Abstract
Introduction: Transfusions of packed red blood cells (PRBCs) remain an important treatment for the severe complications of sickle cell anemia. A major complication of transfusions, however, is the formation of alloantibodies to minor red cell antigens. Since 1978 we have provided extended matching for sickle cell patients requiring chronic or intermittent transfusions. We present here a review of our experience with extended matching for decreasing the rate of alloimmunization.
Methods: Records of patients with sickle hemoglobinopathies enrolled in the Colorado Sickle Cell Treatment and Research Center between December 31, 1993 and January 1, 2006 were reviewed under a protocol approved by the COMIRB at UCDHSC. At enrollment, serologic testing was completed on patients for the following blood group antigens: ABO; Rhesus (C,c,D,E,e); Kell (K,k); Duffy (Fya,Fyb); Kidd (Jka,Jkb); Lewis (Lea,Leb); and MNS (M,N,S,s). Donors were typed for the same antigens. For all transfusions, a perfect match was sought. Perfect matches for Rhesus, Kell, Duffy (Fya) and Kidd were an absolute requirement. Mismatches were allowed for Fyb and MNS when an identical match could not be found because of lower risk of sensitization and for Le because of infrequent hemolytic transfusion reactions. Antibody screens were completed as part of crossmatch technique at the time of each transfusion by standard methods. When an antibody screen was positive, standard antiglobulin and enzyme techniques and cell panels were used to identify the antibody. For the purposes of this study, the extent of matching and numbers and types of antibodies was determined.
Results: The study population included 104 patients who received transfusions exclusively on the matching protocol; 57 were males and 47 were females. The age of first transfusion ranged from the first year of life to 19.7 years (mean 7.5 years). Hemoglobinopathies included 90 Hgb SS, 11 Hgb SC, and 3 HbS β-thalassemia. During the study, 6,978 transfusions of PRBCs were administered; mean per patient, 68; range 1–519. Of the total number of transfusions, 525 were exactly matched for all antigens. When mismatches for Le, Fyb and MNS were discounted, 6,217 were exactly matched. Of 104 patients, seven (6.7%) developed one alloantibody each: 1 anti-Lea, 1 anti-Kpa, 2 anti-M and 3 anti-D mosaic. Because the three patients who developed anti-D were mosaics and typed as Rh(D) positive, they would have developed antibodies with any approach to providing PRBCs. Excluding these three, the rate of antibody production was 0.06 antibodies per 100 units transfused. This represents more than a 50-fold decrease in development of alloantibodies compared to typing for ABO and Rh(D) alone (historical controls, 33% of patients alloimmunized, 3.5 antibodies/100 units transfused). Minimal difficulties were encountered in the patients who had developed alloantibodies; matching appropriate units to the antibodies and antigens in their phenotype were not difficult.
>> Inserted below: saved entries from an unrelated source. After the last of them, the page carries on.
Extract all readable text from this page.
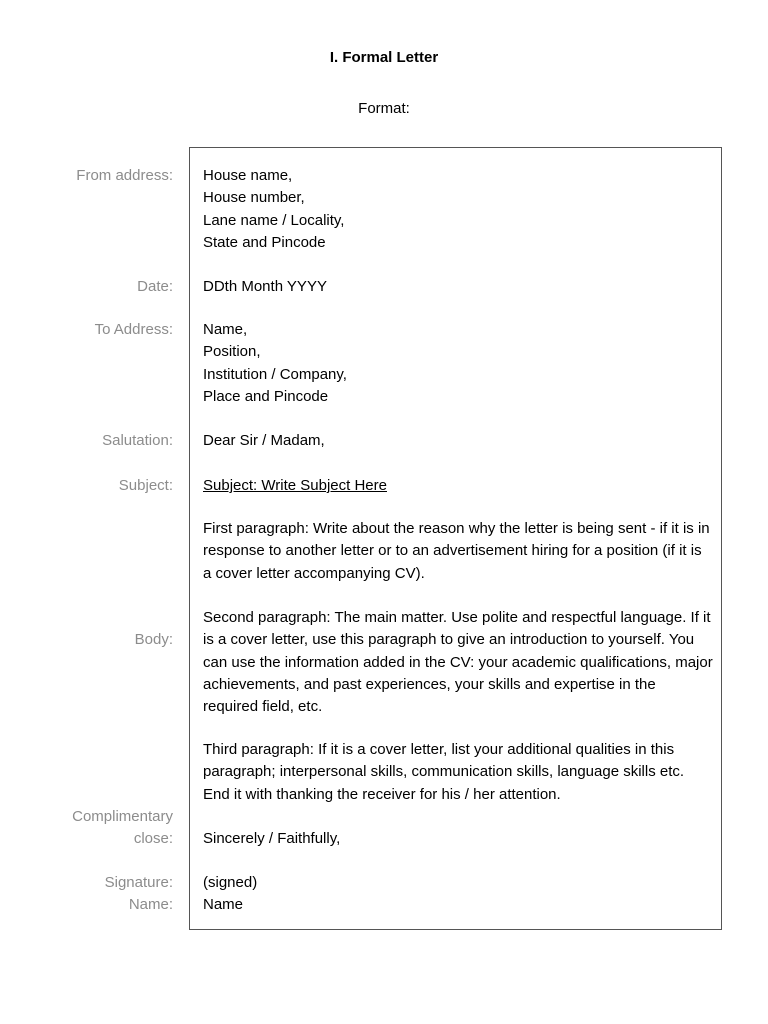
I. Formal Letter
Format:
From address:
Date:
To Address:
Salutation:
Subject:
Body:
Complimentary
close:
Signature:
Name:
House name,
House number,
Lane name / Locality,
State and Pincode
DDth Month YYYY
Name,
Position,
Institution / Company,
Place and Pincode
Dear Sir / Madam,
Subject: Write Subject Here
First paragraph: Write about the reason why the letter is being sent - if it is in response to another letter or to an advertisement hiring for a position (if it is a cover letter accompanying CV).
Second paragraph: The main matter. Use polite and respectful language. If it is a cover letter, use this paragraph to give an introduction to yourself. You can use the information added in the CV: your academic qualifications, major achievements, and past experiences, your skills and expertise in the required field, etc.
Third paragraph: If it is a cover letter, list your additional qualities in this paragraph; interpersonal skills, communication skills, language skills etc. End it with thanking the receiver for his / her attention.
Sincerely / Faithfully,
(signed)
Name
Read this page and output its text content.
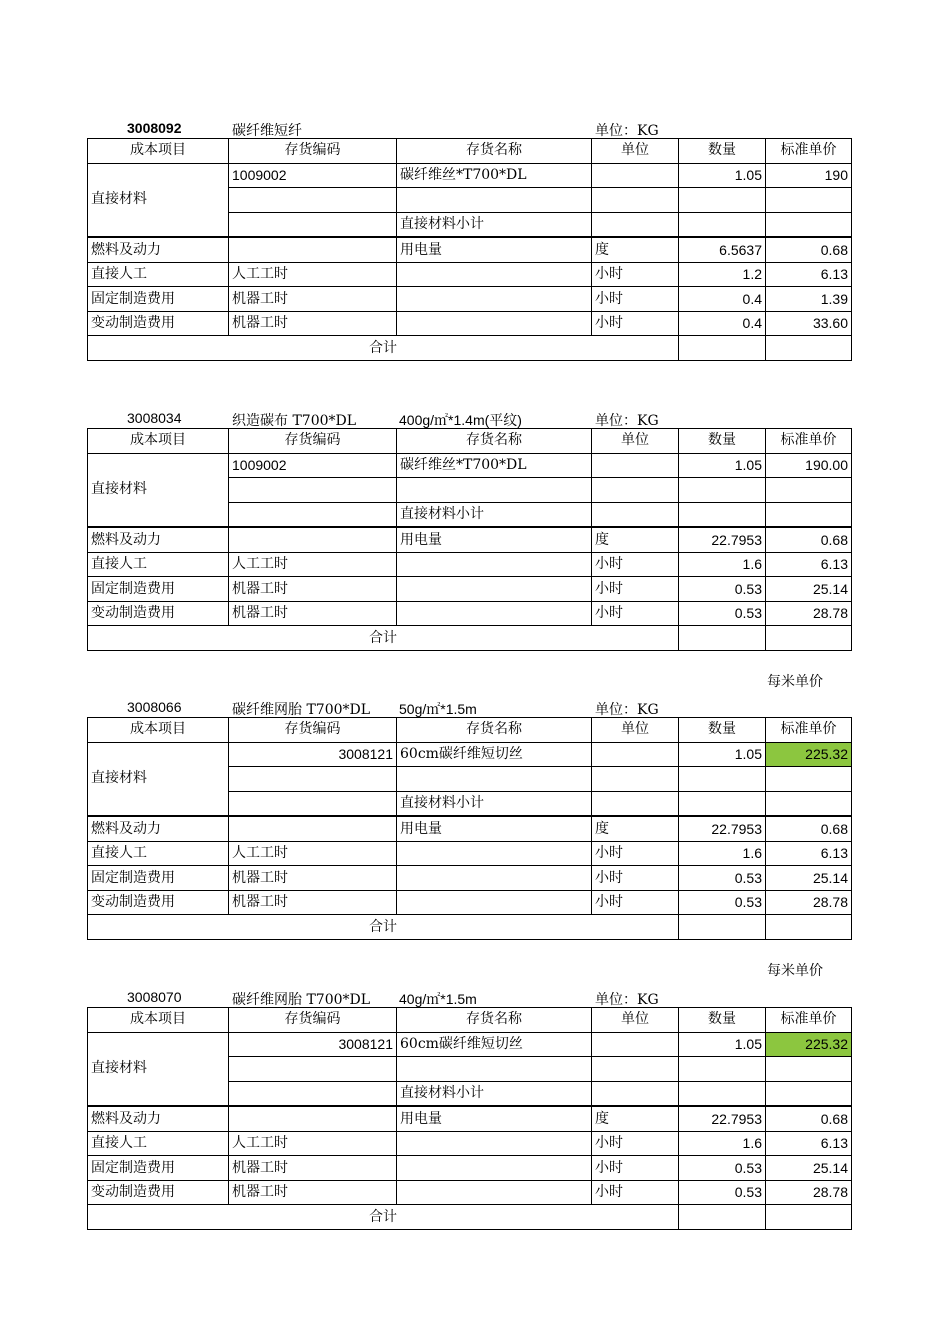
3008092	碳纤维短纤	单位：KG
成本项目	存货编码	存货名称	单位	数量	标准单价
直接材料	1009002	碳纤维丝*T700*DL		1.05	190

		直接材料小计			
燃料及动力		用电量	度	6.5637	0.68
直接人工	人工工时		小时	1.2	6.13
固定制造费用	机器工时		小时	0.4	1.39
变动制造费用	机器工时		小时	0.4	33.60
合计					
3008034	织造碳布 T700*DL	400g/㎡*1.4m(平纹)	单位：KG
成本项目	存货编码	存货名称	单位	数量	标准单价
直接材料	1009002	碳纤维丝*T700*DL		1.05	190.00

		直接材料小计			
燃料及动力		用电量	度	22.7953	0.68
直接人工	人工工时		小时	1.6	6.13
固定制造费用	机器工时		小时	0.53	25.14
变动制造费用	机器工时		小时	0.53	28.78
合计					
每米单价
3008066	碳纤维网胎 T700*DL 50g/㎡*1.5m	单位：KG
成本项目	存货编码	存货名称	单位	数量	标准单价
直接材料	3008121	60cm碳纤维短切丝		1.05	225.32

		直接材料小计			
燃料及动力		用电量	度	22.7953	0.68
直接人工	人工工时		小时	1.6	6.13
固定制造费用	机器工时		小时	0.53	25.14
变动制造费用	机器工时		小时	0.53	28.78
合计					
每米单价
3008070	碳纤维网胎 T700*DL 40g/㎡*1.5m	单位：KG
成本项目	存货编码	存货名称	单位	数量	标准单价
直接材料	3008121	60cm碳纤维短切丝		1.05	225.32

		直接材料小计			
燃料及动力		用电量	度	22.7953	0.68
直接人工	人工工时		小时	1.6	6.13
固定制造费用	机器工时		小时	0.53	25.14
变动制造费用	机器工时		小时	0.53	28.78
合计					
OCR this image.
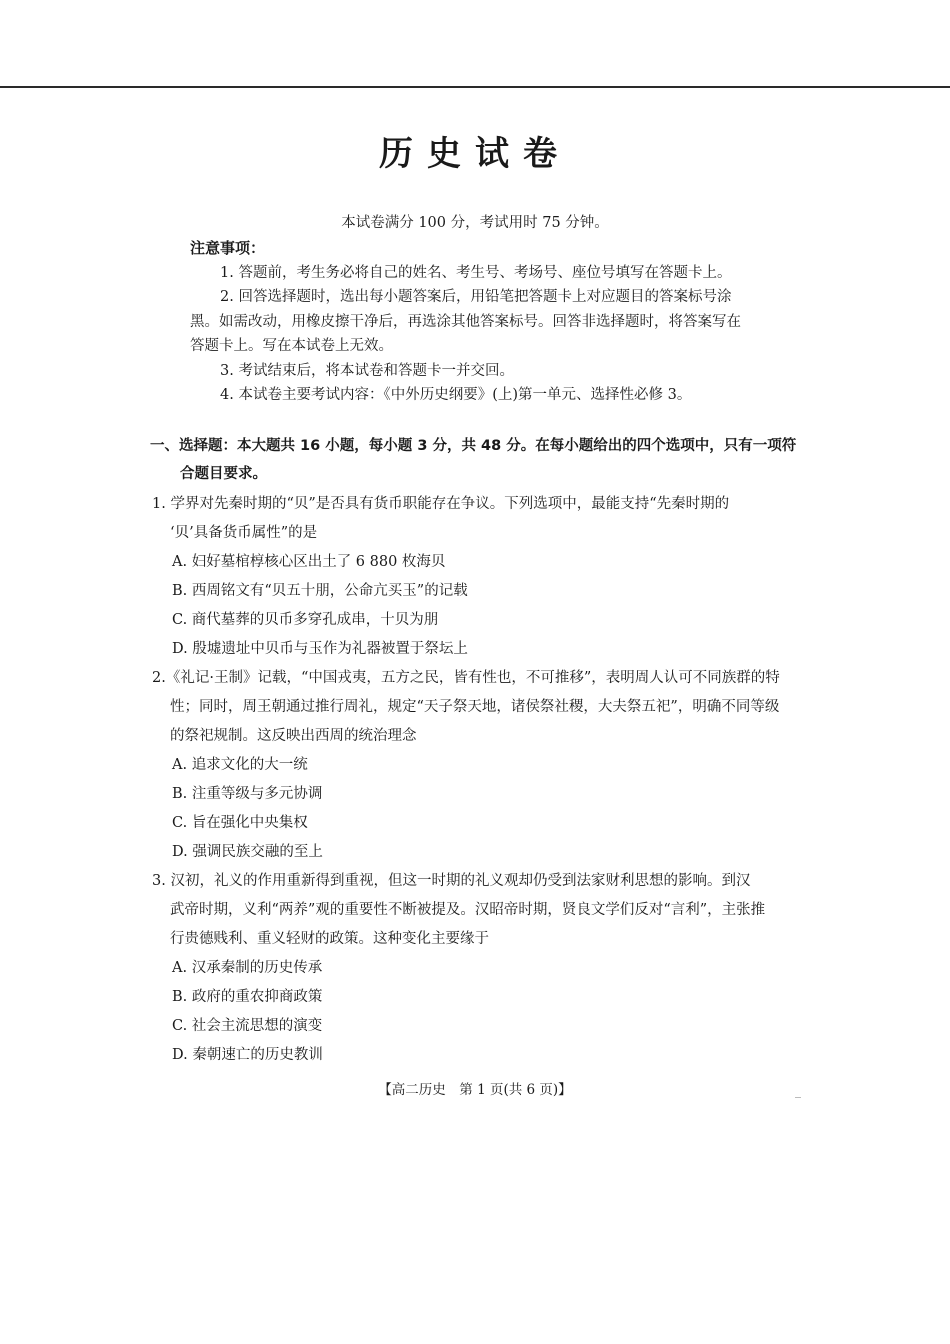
历史试卷
本试卷满分 100 分，考试用时 75 分钟。
注意事项：

1. 答题前，考生务必将自己的姓名、考生号、考场号、座位号填写在答题卡上。

2. 回答选择题时，选出每小题答案后，用铅笔把答题卡上对应题目的答案标号涂

黑。如需改动，用橡皮擦干净后，再选涂其他答案标号。回答非选择题时，将答案写在

答题卡上。写在本试卷上无效。

3. 考试结束后，将本试卷和答题卡一并交回。

4. 本试卷主要考试内容：《中外历史纲要》(上)第一单元、选择性必修 3。

一、选择题：本大题共 16 小题，每小题 3 分，共 48 分。在每小题给出的四个选项中，只有一项符
合题目要求。

1. 学界对先秦时期的“贝”是否具有货币职能存在争议。下列选项中，最能支持“先秦时期的
‘贝’具备货币属性”的是

A. 妇好墓棺椁核心区出土了 6 880 枚海贝

B. 西周铭文有“贝五十朋，公命亢买玉”的记载

C. 商代墓葬的贝币多穿孔成串，十贝为朋

D. 殷墟遗址中贝币与玉作为礼器被置于祭坛上

2.《礼记·王制》记载，“中国戎夷，五方之民，皆有性也，不可推移”，表明周人认可不同族群的特
性；同时，周王朝通过推行周礼，规定“天子祭天地，诸侯祭社稷，大夫祭五祀”，明确不同等级
的祭祀规制。这反映出西周的统治理念

A. 追求文化的大一统

B. 注重等级与多元协调

C. 旨在强化中央集权

D. 强调民族交融的至上

3. 汉初，礼义的作用重新得到重视，但这一时期的礼义观却仍受到法家财利思想的影响。到汉
武帝时期，义利“两养”观的重要性不断被提及。汉昭帝时期，贤良文学们反对“言利”，主张推
行贵德贱利、重义轻财的政策。这种变化主要缘于

A. 汉承秦制的历史传承

B. 政府的重农抑商政策

C. 社会主流思想的演变

D. 秦朝速亡的历史教训

【高二历史　第 1 页(共 6 页)】
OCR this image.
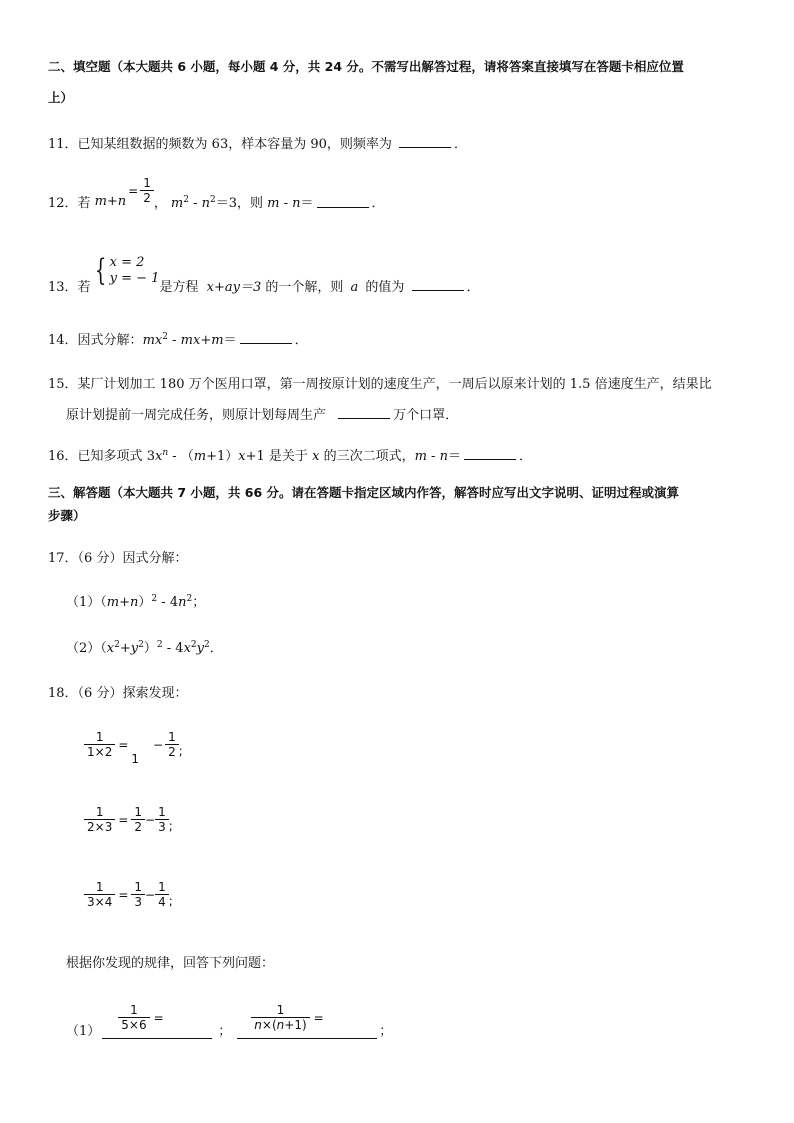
二、填空题（本大题共 6 小题，每小题 4 分，共 24 分。不需写出解答过程，请将答案直接填写在答题卡相应位置
上）
11．已知某组数据的频数为 63，样本容量为 90，则频率为	．
12． 若 m+n
= $\frac{1}{2}$ ， $m^2 - n^2=3$，则 m - n＝	．
13． 若 { x = 2
y = − 1
是方程 x+ay＝3 的一个解，则 a 的值为	．
14．因式分解：$mx^2 - mx+m=$	．
15．某厂计划加工 180 万个医用口罩，第一周按原计划的速度生产，一周后以原来计划的 1.5 倍速度生产，结果比
原计划提前一周完成任务，则原计划每周生产	万个口罩．
16．已知多项式 $3x^n - (m+1)x+1$ 是关于 x 的三次二项式，m - n＝	．
三、解答题（本大题共 7 小题，共 66 分。请在答题卡指定区域内作答，解答时应写出文字说明、证明过程或演算
步骤）
17．（6 分）因式分解：
$(1)(m+n)^2 - 4n^2$；
$(2)(x^2+y^2)^2 - 4x^2y^2$．
18．（6 分）探索发现：
$\frac{1}{1\times 2}$ =
1
− $\frac{1}{2}$ ;
$\frac{1}{2\times 3} = \frac{1}{2} - \frac{1}{3}$ ;
$\frac{1}{3\times 4} = \frac{1}{3} - \frac{1}{4}$ ;
根据你发现的规律，回答下列问题：
$(1) \frac{1}{5\times 6}$ =
； $\frac{1}{n\times(n+1)}$ =
；
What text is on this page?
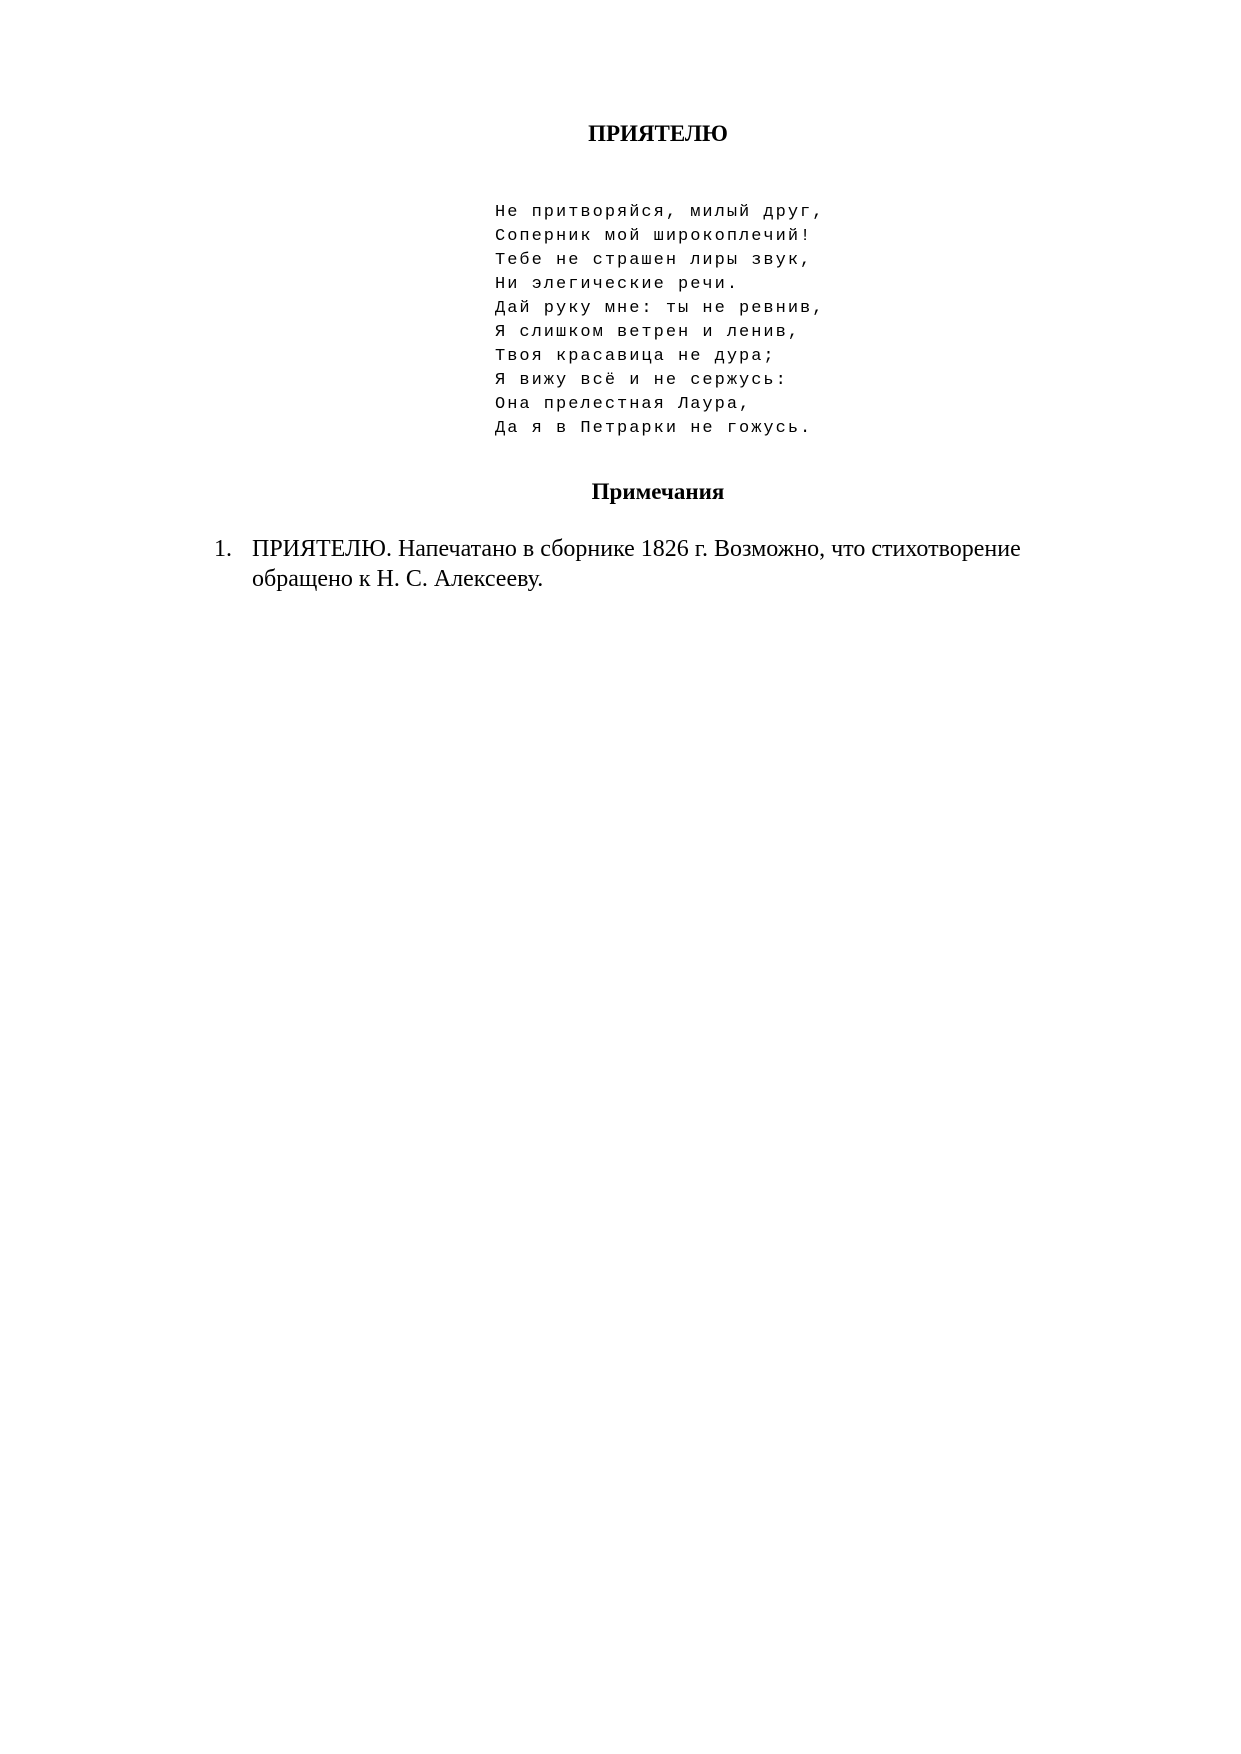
ПРИЯТЕЛЮ
Не притворяйся, милый друг,
Соперник мой широкоплечий!
Тебе не страшен лиры звук,
Ни элегические речи.
Дай руку мне: ты не ревнив,
Я слишком ветрен и ленив,
Твоя красавица не дура;
Я вижу всё и не сержусь:
Она прелестная Лаура,
Да я в Петрарки не гожусь.
Примечания
1. ПРИЯТЕЛЮ. Напечатано в сборнике 1826 г. Возможно, что стихотворение обращено к Н. С. Алексееву.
Conclusion: Extended matching of red cell antigens dramatically reduces the rate of alloimmunization in patients with sickle cell anemia. Whenever possible, extended matching beyond Rhesus and Kell should be considered to avoid antibodies to minor red cell antigens and their complications.
Author notes
Disclosure: No relevant conflicts of interest to declare.